Croce Benvenuto, prima di descrivere la figura di Nicitra, racconta il suo passato criminale: “La mia carriera criminale comincia con le rapine già a dodici anni. Vengo arrestato nel 1987 una prima volta e poi nuovamente all’aeroporto di Fiumicino appena rientrato dal Canada. Alla fine degli anni ottanta però il nostro gruppo inizia una guerra con Cosa nostra di Palma di Montechiaro per spodestarla e prendere il potere. Poi abbiamo stretto alleanze con altri stiddari dell’agrigentino e di altre province”.

Benvenuto spiega poi le sue trasferte a Roma: “Ci sono stato almeno tre volte. Vengo a Roma su richiesta di Calogero Farruggio, grande amico di noi stiddari, aveva un fratello che faceva parte di cosa nostra e il suocero era un capo mafia. Farruggio mi chiamò per commettere alcuni omicidi dicendomi che c’erano persone che volevano la morte di Nicitra e noi dovevamo eliminarle.”

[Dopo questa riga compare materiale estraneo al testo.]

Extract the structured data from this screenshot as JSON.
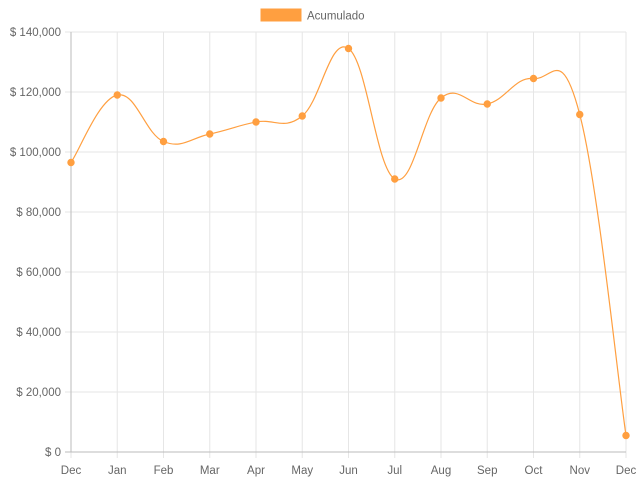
{
  "chart_data": {
    "type": "line",
    "categories": [
      "Dec",
      "Jan",
      "Feb",
      "Mar",
      "Apr",
      "May",
      "Jun",
      "Jul",
      "Aug",
      "Sep",
      "Oct",
      "Nov",
      "Dec"
    ],
    "series": [
      {
        "name": "Acumulado",
        "color": "#ff9f40",
        "values": [
          96500,
          119000,
          103500,
          106000,
          110000,
          112000,
          134500,
          91000,
          118000,
          116000,
          124500,
          112500,
          5500
        ]
      }
    ],
    "ylim": [
      0,
      140000
    ],
    "yticks": [
      0,
      20000,
      40000,
      60000,
      80000,
      100000,
      120000,
      140000
    ],
    "ytick_labels": [
      "$ 0",
      "$ 20,000",
      "$ 40,000",
      "$ 60,000",
      "$ 80,000",
      "$ 100,000",
      "$ 120,000",
      "$ 140,000"
    ],
    "grid": true,
    "legend_position": "top-center",
    "title": "",
    "xlabel": "",
    "ylabel": ""
  }
}
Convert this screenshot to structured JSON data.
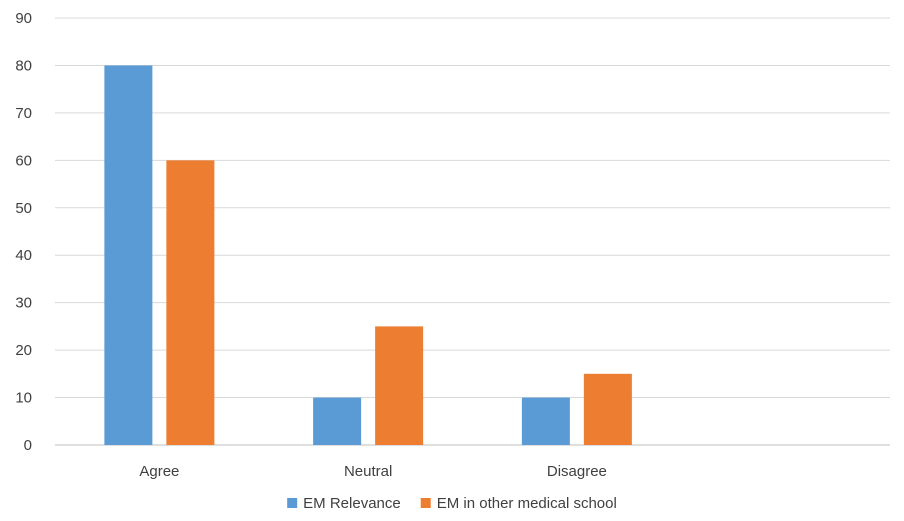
{
  "chart_data": {
    "type": "bar",
    "categories": [
      "Agree",
      "Neutral",
      "Disagree",
      ""
    ],
    "series": [
      {
        "name": "EM Relevance",
        "values": [
          80,
          10,
          10,
          null
        ],
        "color": "#5b9bd5"
      },
      {
        "name": "EM in other medical school",
        "values": [
          60,
          25,
          15,
          null
        ],
        "color": "#ed7d31"
      }
    ],
    "ylim": [
      0,
      90
    ],
    "yticks": [
      0,
      10,
      20,
      30,
      40,
      50,
      60,
      70,
      80,
      90
    ],
    "title": "",
    "xlabel": "",
    "ylabel": "",
    "grid": true,
    "legend_position": "bottom-center"
  }
}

Il collaboratore di giustizia, rispondendo alle domande, traccia il profilo di Salvatore Nicitra: “Nicitra mi ha detto che da giovane faceva parte della Banda della Magliana, poi si è distaccato ma ha mantenuto rapporti con diversi esponenti del gruppo. Operava nel quartiere Primavalle e in passato si dedicava alle rapine ma poi si è messo in pensione e ha iniziato con il gioco d’azzardo, il totonero e l’usura. Nicitra reimpiegava i soldi illeciti in immobili.  Aveva grande disponibilità di denaro. Aveva dei magazzini, dei garage affittati a negozi, case e ville. Erano tutte intestate ad altre persone e non a lui, non necessariamente familiari. Ricordo che gli avevano sequestrato dei terreni. Sono stato in diverse case di Nicitra tra cui una villa grandissima. Nicitra ha fatto investimenti anche in Africa, ha comprato alcuni immobili in Kenya o in Sud Africa.”

Così il pentito ha riferito sui rapporti di Nicitra con esponenti delle forze dell’ordine e sulla disponibilità di armi: “Nicitra aveva rapporti con le forze dell’ordine, stava molto bene. C’era il commissariato del suo quartiere che lo avvisava sempre se c’erano controlli in corso o dei blitz. Nicitra pagava le forze dell’ordine per dargli notizie. Io stesso ho dato delle armi a Salvatore Nicitra nel 1991. Il fratello Domenico era venuto a trovarmi in Belgio, dove io trafficavo armi, e durante la corsa di formula una mi fece questa richiesta. Non ricordo bene ma si parla di un carico di armi tra cui pistole, fucili e mitra. Nicitra già aveva armi ma non una vasta disponibilità. Aveva qualche pistola e questo lo so perchè quando dovevo commettere l’omicidio me l’hanno data.”